The Role of Precipitation Recycling in the Propagation and Intensification of Droughts in North America

Predicting droughts allows stakeholders to mitigate some of the negative impacts of these natural disasters. However, there are still large gaps of knowledge regarding the physical drivers of drought onset, development, and recovery. These gaps have limited our ability to predict some important droughts and to understand how they may be affected by climate change. One physical mechanism that has been linked to the evolution of droughts is precipitation recycling, but its role has not been quantified in detail. Here we use a precipitation recycling model that backtracks the spatial origins of precipitation using vertically integrated moisture fluxes and evapotranspiration data. This allows us to estimate the climatology of moisture sources and sinks, and identify from where moisture fails to arrive when a given region experiences a drought.
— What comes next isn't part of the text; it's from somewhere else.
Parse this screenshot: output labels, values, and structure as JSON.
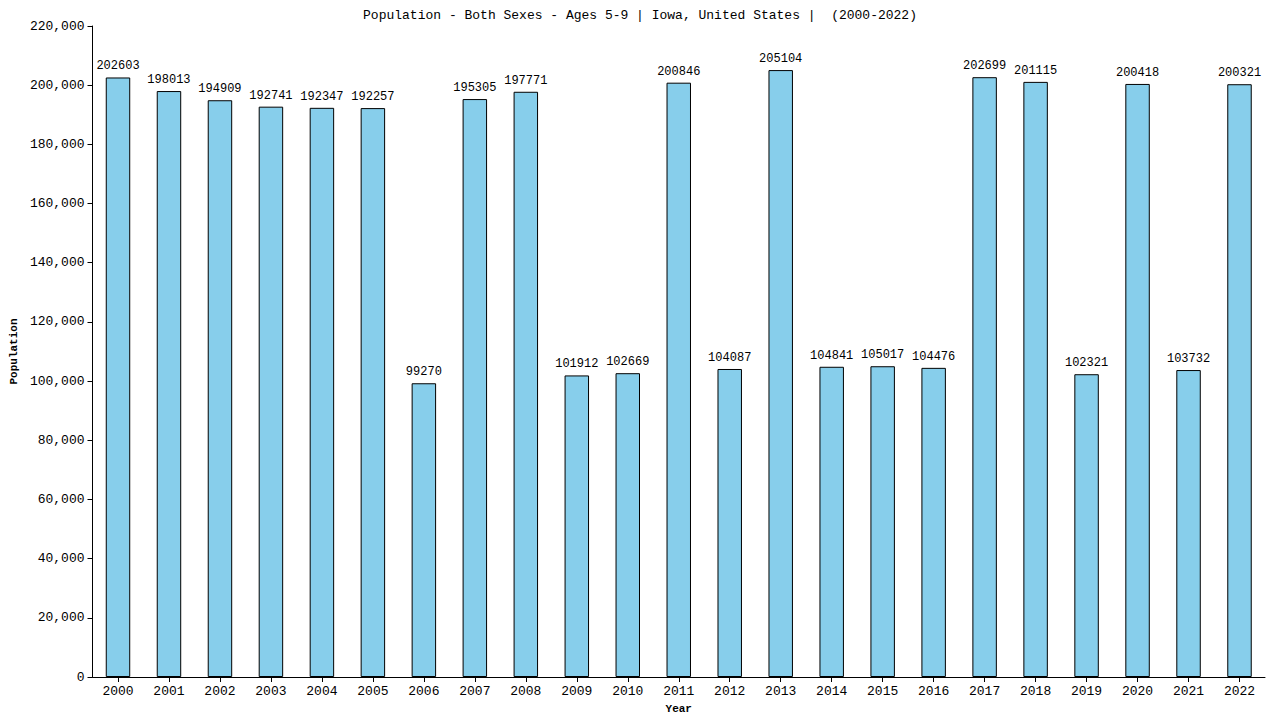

ERA-Interim data is used to drive this precipitation recycling model from 1980 to 2016 throughout North America and its surrounding oceans. The climatological analysis shows that oceans contribute around 80% of the precipitation over North America during winter, while precipitation that originates from evapotranspiration over land reaches a relative contribution of 60% in the summer. Precipitation contributions from the Pacific Ocean were found to be significantly and positively correlated with ENSO and PDO indices. Furthermore, a regression analysis showed that dry soil moisture in the US Southwest reduces moisture exports to the US Midwest, which in turn can dry soil moisture in the US Midwest. Given that up to 13% of precipitation over the US Midwest was found to be locally recycled, there is a multiplier effect whereby a 10 mm/month reduction in precipitation imports into the region leads to an additional decrease of 0.8 mm/month (on average) from reduced local precipitation recycling, causing a drought to intensify. It was also found that during extensive droughts (e.g. 2011 in Texas and 2012 in the US Midwest), precipitation deficits from land were as large and sometimes larger than those from the oceans. These results demonstrate a mechanism by which droughts can propagate spatially downwind, and point out to processes that need to be captured accurately by models used in operational seasonal forecasting and in climate change studies.